Another consideration is ordering of the work.  As you can see from the screenshots above, the single-threaded example performs the work sequentially.  Each time through the for loop does its work and completes before the next starts.  But when this is parallelized, the order of completion can’t be guaranteed.  As the work is off-loaded to seven worker threads (in this example), each of those threads could complete its work and get the next task at any time.  So parallelizing isn’t an option (or is a more complex option) when the order of execution matters to your application.

Parallel.ForEach

The Parallel.ForEach() method follows the same pattern:

List<int> list = new List<int>();
// populate list
Parallel.ForEach(list, (item) =>
    {
        // parallel work here
    }
);

Parallel.Invoke

Parallel.For() and Parallel.ForEach() are useful if you have collections you need to act on or a known number of times you have to execute the same code, but what about when you have several different things (methods) you need to do?  For that, we have Parallel.Invoke().
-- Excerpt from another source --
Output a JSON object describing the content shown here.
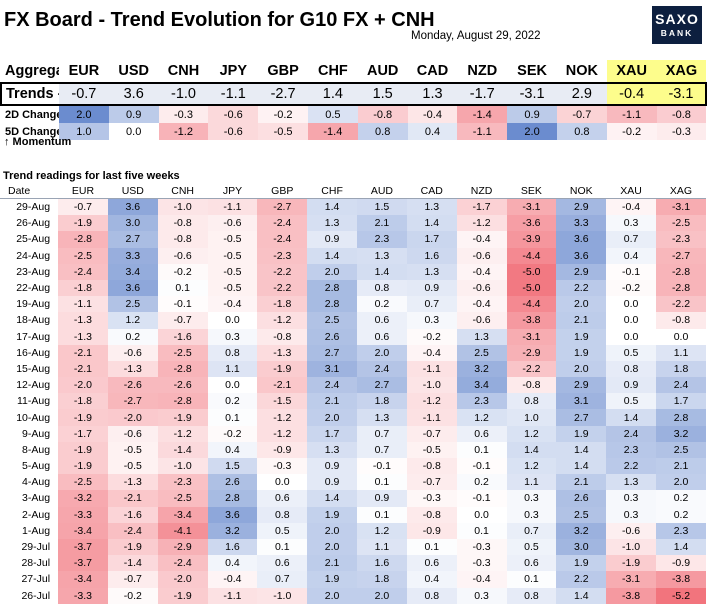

Parallel.Invoke() simply executes, in parallel, a list of methods passed to it:

static void Main(string[] args)
{
    Parallel.Invoke(A, B, C, D, E);
    Console.ReadLine();
}
public static void A(){}
public static void B(){}
public static void C(){}
public static void D(){}
public static void E(){}

Methods A(), B(), C(), D() and E() will be assigned to worker threads as they become available and execute in parallel.  As with the other methods, there are no guarantees about the order of execution.

Conclusion

The Parallel Extensions in .Net 4.0 are going give developers a much easier and consistent way to parallelize their applications.  The library greatly insulates us from the complexity and inner plumbing of the parallel world, but still have responsibilities to use them properly.  Hard questions and issues will remain around the architecture, design and implementation of parallelization in our applications, but Microsoft is aware of this and is busy providing us with more resources than just the tools in this library.  The Parallel Computing Developer Center has a wealth of whitepapers and presentations on these topics.

 

Source code for the Parallel.For example

 

* I’d really like to track down and beat speak strongly to the bastard person who coined the term “parallelize” because every time I talk about this feature I invariably drop a syllable and tell my audience how easy .Net 4 makes it for you to paralyze your code**.

** On the other hand, if you don’t keep the pitfalls of the work of the devil multi-threaded programming in mind, your code will wind up paralyzed, so it’s still an accurate statement.